"But the difference between the mistake of a competent writer, and the absurd effusions of one ignorant concerning his topic, is very marked."Here's the whole article for your #techcomm amusement:
Misleading Technical Writing
The above is the caption of an opportune editorial in the American Machinist.
The writer quotes, for example, two answers to questions, taken from contemporaries, which are, he claims, misleading and absurd. He deplores, and rightly, too, the fact that publishers of technical journals will maintain departments without competent editors.
The position of the American Machinist is, of course, correct in this matter.

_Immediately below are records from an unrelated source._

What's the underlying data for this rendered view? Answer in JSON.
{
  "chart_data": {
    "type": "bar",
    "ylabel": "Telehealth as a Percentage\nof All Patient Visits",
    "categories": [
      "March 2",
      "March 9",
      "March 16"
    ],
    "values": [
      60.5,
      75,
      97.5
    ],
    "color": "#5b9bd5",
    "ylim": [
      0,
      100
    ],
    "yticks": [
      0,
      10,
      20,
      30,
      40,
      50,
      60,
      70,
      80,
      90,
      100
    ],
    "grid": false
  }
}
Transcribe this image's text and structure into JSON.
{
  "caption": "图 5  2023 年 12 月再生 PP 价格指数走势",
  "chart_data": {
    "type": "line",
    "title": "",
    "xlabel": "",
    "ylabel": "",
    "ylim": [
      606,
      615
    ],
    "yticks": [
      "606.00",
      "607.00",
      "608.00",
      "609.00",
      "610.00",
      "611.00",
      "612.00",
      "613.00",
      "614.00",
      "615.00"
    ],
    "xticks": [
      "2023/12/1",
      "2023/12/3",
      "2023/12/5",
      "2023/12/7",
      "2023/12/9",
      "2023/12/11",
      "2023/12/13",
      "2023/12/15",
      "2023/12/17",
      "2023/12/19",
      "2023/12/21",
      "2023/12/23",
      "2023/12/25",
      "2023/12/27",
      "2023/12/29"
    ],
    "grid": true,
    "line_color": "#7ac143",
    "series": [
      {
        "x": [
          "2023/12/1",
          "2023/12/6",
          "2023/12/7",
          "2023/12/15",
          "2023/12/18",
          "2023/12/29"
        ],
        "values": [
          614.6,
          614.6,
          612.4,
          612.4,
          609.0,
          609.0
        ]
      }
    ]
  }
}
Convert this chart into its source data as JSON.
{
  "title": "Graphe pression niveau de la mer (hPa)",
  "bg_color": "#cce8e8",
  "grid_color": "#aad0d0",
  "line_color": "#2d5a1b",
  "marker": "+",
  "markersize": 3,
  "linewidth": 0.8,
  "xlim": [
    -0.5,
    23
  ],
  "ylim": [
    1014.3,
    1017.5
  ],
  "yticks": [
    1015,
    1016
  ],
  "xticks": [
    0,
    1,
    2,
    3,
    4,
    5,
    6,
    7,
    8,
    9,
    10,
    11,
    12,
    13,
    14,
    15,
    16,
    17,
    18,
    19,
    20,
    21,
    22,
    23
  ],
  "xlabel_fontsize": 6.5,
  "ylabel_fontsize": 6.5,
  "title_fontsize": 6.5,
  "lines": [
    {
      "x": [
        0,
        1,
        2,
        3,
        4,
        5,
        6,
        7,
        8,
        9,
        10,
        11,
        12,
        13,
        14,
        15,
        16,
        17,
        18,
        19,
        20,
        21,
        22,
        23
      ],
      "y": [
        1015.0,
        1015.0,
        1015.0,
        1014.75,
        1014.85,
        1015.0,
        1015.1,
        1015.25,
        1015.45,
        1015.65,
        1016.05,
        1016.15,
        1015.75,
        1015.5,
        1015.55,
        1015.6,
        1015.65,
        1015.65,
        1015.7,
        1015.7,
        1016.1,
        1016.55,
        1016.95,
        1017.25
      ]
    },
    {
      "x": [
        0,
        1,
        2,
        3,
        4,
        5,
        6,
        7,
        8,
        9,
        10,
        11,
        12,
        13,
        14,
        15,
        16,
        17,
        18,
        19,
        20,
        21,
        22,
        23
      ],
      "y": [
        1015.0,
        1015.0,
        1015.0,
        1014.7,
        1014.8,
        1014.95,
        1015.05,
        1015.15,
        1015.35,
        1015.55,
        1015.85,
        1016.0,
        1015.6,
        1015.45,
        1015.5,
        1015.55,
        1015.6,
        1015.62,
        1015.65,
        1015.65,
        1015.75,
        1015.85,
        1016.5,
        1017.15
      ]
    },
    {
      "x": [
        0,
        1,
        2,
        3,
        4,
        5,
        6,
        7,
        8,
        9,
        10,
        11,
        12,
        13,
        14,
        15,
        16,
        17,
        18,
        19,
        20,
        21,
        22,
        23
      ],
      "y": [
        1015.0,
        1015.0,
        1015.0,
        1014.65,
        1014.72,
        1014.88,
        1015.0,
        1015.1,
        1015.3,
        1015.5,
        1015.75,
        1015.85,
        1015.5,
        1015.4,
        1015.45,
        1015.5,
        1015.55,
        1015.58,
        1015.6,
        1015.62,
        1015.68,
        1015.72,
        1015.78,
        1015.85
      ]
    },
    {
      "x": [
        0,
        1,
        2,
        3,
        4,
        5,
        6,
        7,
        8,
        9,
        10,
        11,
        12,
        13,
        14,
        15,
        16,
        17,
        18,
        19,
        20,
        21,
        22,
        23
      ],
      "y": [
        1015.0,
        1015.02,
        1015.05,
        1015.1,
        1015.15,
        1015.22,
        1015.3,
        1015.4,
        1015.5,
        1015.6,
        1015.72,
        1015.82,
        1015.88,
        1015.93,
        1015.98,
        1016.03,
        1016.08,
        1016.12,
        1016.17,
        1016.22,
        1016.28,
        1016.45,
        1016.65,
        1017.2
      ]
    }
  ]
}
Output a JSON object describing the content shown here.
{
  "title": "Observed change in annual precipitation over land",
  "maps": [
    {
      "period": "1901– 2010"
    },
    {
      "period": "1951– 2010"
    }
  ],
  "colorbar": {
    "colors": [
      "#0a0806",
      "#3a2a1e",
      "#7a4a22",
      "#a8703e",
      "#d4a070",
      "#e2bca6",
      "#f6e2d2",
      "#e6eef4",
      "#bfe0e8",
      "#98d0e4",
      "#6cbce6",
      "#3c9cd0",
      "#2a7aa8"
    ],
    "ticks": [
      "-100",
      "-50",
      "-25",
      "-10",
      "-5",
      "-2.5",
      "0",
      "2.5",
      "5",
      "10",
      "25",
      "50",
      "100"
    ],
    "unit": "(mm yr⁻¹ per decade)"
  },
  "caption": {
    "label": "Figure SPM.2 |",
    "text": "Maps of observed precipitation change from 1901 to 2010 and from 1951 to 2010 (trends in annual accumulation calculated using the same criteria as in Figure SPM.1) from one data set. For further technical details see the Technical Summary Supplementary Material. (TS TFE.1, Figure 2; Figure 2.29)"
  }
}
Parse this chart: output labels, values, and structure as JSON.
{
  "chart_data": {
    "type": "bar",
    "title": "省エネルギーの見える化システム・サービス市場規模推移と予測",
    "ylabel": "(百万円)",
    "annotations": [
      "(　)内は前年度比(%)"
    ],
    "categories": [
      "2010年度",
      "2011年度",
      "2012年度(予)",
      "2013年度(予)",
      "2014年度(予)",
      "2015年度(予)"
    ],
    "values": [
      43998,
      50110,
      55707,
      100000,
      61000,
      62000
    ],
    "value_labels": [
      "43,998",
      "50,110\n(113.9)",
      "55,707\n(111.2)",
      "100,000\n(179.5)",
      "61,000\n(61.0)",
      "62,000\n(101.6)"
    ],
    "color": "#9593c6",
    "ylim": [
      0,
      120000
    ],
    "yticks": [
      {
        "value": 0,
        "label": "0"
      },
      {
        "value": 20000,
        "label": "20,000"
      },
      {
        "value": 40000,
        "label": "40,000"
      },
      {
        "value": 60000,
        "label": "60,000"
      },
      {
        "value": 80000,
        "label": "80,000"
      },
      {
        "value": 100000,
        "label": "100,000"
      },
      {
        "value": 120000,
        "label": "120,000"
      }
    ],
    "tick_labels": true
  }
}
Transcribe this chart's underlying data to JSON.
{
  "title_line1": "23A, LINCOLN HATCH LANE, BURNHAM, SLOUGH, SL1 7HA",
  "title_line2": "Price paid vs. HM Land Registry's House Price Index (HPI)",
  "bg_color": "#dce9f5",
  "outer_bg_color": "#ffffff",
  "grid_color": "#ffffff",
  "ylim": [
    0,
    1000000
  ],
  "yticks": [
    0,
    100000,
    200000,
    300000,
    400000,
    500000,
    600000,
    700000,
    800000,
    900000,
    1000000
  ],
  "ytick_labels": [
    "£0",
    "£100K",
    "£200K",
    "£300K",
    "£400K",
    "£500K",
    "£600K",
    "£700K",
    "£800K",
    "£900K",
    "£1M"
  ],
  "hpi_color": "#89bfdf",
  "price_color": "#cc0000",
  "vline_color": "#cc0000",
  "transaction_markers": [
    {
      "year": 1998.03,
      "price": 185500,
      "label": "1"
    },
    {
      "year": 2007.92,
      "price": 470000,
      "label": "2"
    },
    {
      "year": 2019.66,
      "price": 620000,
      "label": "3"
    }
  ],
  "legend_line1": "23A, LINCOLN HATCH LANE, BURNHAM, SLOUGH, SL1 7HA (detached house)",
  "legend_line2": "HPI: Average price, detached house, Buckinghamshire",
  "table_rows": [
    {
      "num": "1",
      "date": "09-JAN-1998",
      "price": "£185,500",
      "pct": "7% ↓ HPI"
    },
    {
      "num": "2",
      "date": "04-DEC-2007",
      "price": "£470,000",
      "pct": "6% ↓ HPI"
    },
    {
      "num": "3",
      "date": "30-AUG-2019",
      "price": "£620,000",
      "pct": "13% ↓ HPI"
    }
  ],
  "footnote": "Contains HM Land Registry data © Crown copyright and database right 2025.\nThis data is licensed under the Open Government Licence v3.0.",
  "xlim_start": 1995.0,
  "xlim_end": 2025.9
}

If only well-informed men were to read the writings of the would-be teacher of what he himself does not understand, little harm might follow, except the loss of the reader's time—and temper. But it is the uninformed that have the greatest need of the technical Journals' helpfulness, and, therefore, to be misinformed through this channel is, to such, a great misfortune, and an inexcusable outrage.
Of course, as the editor says, all writers will make mistakes; and, it may be added, they will also speedily correct them if they know how.
But the difference between the mistake of a competent writer, and the absurd effusions of one ignorant concerning his topic, is very marked.
It is the duty of the technical journal to teach the best practice, and for a publisher to be careless in this respect is dishonorable.
We have read articles on foundry practice, written by men who, of course, were strangers to the "sand-heap," whose only merit was that they afforded amusement to the knowing reader. These could be excused but for the fact that the unknowing must he misled.
Obviously, this evil is hard to combat; but it will be well to publish wide the fact that it exists, and so, wise publishers will therefore be on the alert to weed out the incompetent members of tbeir staff.